Nicolas Sarkozy n'est pas à une contradiction près. Après avoir affirmé il y a quelques jours que «le concept même d'élection dépolitisée est absurde», il a affirmé mardi qu'il ne souhaitait pas «se mêler de la campagne municipale». Un propos d'autant plus paradoxal qu'il l'a tenu à Pau (Pyrénées-Atlantiques), où il est venu soutenir Yves Urieta, maire ex-PS et parrainé par Gauche moderne de Jean-Marie Bockel.
 
Un candidat que souhaite défier François Bayrou, qui, pas rancunier, est venu accueillir le chef de l'Etat sur le tarmac de l'aéroport. Les deux ex-candidats à l'élection présidentielle se sont salués et le chef de l'Etat a dit à François Bayrou: «Naturellement, tu viens avec nous» pour le reste de la visite.
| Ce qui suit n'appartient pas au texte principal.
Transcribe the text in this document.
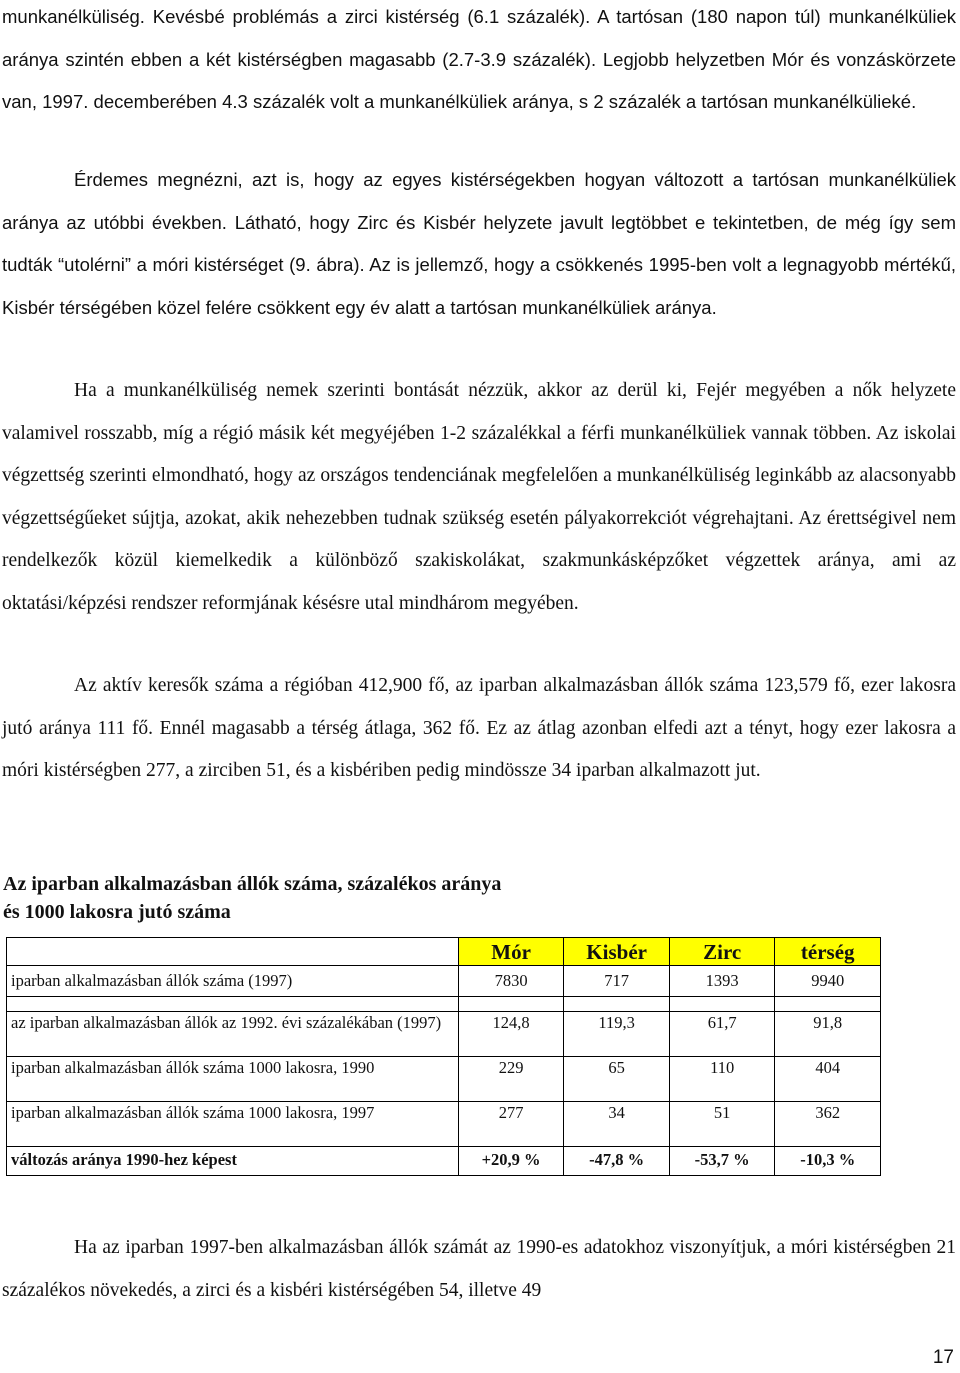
munkanélküliség. Kevésbé problémás a zirci kistérség (6.1 százalék). A tartósan (180 napon túl) munkanélküliek aránya szintén ebben a két kistérségben magasabb (2.7-3.9 százalék). Legjobb helyzetben Mór és vonzáskörzete van, 1997. decemberében 4.3 százalék volt a munkanélküliek aránya, s 2 százalék a tartósan munkanélkülieké.

Érdemes megnézni, azt is, hogy az egyes kistérségekben hogyan változott a tartósan munkanélküliek aránya az utóbbi években. Látható, hogy Zirc és Kisbér helyzete javult legtöbbet e tekintetben, de még így sem tudták “utolérni” a móri kistérséget (9. ábra). Az is jellemző, hogy a csökkenés 1995-ben volt a legnagyobb mértékű, Kisbér térségében közel felére csökkent egy év alatt a tartósan munkanélküliek aránya.

Ha a munkanélküliség nemek szerinti bontását nézzük, akkor az derül ki, Fejér megyében a nők helyzete valamivel rosszabb, míg a régió másik két megyéjében 1-2 százalékkal a férfi munkanélküliek vannak többen. Az iskolai végzettség szerinti elmondható, hogy az országos tendenciának megfelelően a munkanélküliség leginkább az alacsonyabb végzettségűeket sújtja, azokat, akik nehezebben tudnak szükség esetén pályakorrekciót végrehajtani. Az érettségivel nem rendelkezők közül kiemelkedik a különböző szakiskolákat, szakmunkásképzőket végzettek aránya, ami az oktatási/képzési rendszer reformjának késésre utal mindhárom megyében.

Az aktív keresők száma a régióban 412,900 fő, az iparban alkalmazásban állók száma 123,579 fő, ezer lakosra jutó aránya 111 fő. Ennél magasabb a térség átlaga, 362 fő. Ez az átlag azonban elfedi azt a tényt, hogy ezer lakosra a móri kistérségben 277, a zirciben 51, és a kisbériben pedig mindössze 34 iparban alkalmazott jut.

Az iparban alkalmazásban állók száma, százalékos aránya
és 1000 lakosra jutó száma

	Mór	Kisbér	Zirc	térség
iparban alkalmazásban állók száma (1997)	7830	717	1393	9940

az iparban alkalmazásban állók az 1992. évi százalékában (1997)	124,8	119,3	61,7	91,8
iparban alkalmazásban állók száma 1000 lakosra, 1990	229	65	110	404
iparban alkalmazásban állók száma 1000 lakosra, 1997	277	34	51	362
változás aránya 1990-hez képest	+20,9 %	-47,8 %	-53,7 %	-10,3 %

Ha az iparban 1997-ben alkalmazásban állók számát az 1990-es adatokhoz viszonyítjuk, a móri kistérségben 21 százalékos növekedés, a zirci és a kisbéri kistérségében 54, illetve 49

17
Le député des Pyrénées-Atlantiques a décliné, car «les parlementaires n'ont pas été invités». «Je suis venu à l'aéroport car je suis très attaché au respect des principes républicains», a-t-il précisé.
 
«Les principes républicains c'est bien, mais il y a aussi l'amitié», a observé le chef de l'Etat. «J'ai pu vérifier que l'amitié prenait des formes diverses», a répondu le troisième homme, non sans ironie. Une pique que Nicolas Sarkozy a jugé raisonnable d'ignorer.
 
Sarkozy soutient Juppé qui soutient Bayrou que ne soutient pas Sarkozy
 
Mais son choix en faveur d'Yves Urieta ne fait pas l'unanimité au sein de l'UMP. Le maire de Bordeaux, Alain Juppé, à qui le chef de l'Etat avait rendu visite un peu plus tôt dans la journée, soutient ainsi publiquement le dirigeant du MoDem. «En Aquitaine, les gens font la distinction entre les choix politiciens et l'intérêt d'une ville», explique  François Bayrou, contacté par 20minutes.fr. S'il dit ne pas vouloir «découper l'électorat en étiquette», il espère bien récupérer les voix UMP qui «contestent» le champion présidentiel.
 
Selon lui, la divergence de points de vue entre Nicolas Sarkozy et Alain Juppé prouve qu'il «y a de l'eau dans le gaz» à l'UMP sur la question. Si le chef de l'Etat ne le soutient pas, c'est uniquement une «conséquence de mon refus de ne pas rejoindre la majorité présidentielle», s'énerve François Bayrou.
 
Qui a décidé depuis septembre d'apporter toutefois son soutien à l'UMP Alain Juppé. «C'est un bon maire, Bordeaux a beaucoup changé sous sa mandature», défend François Bayrou. Qui n'est pas non plus à une contradiction près.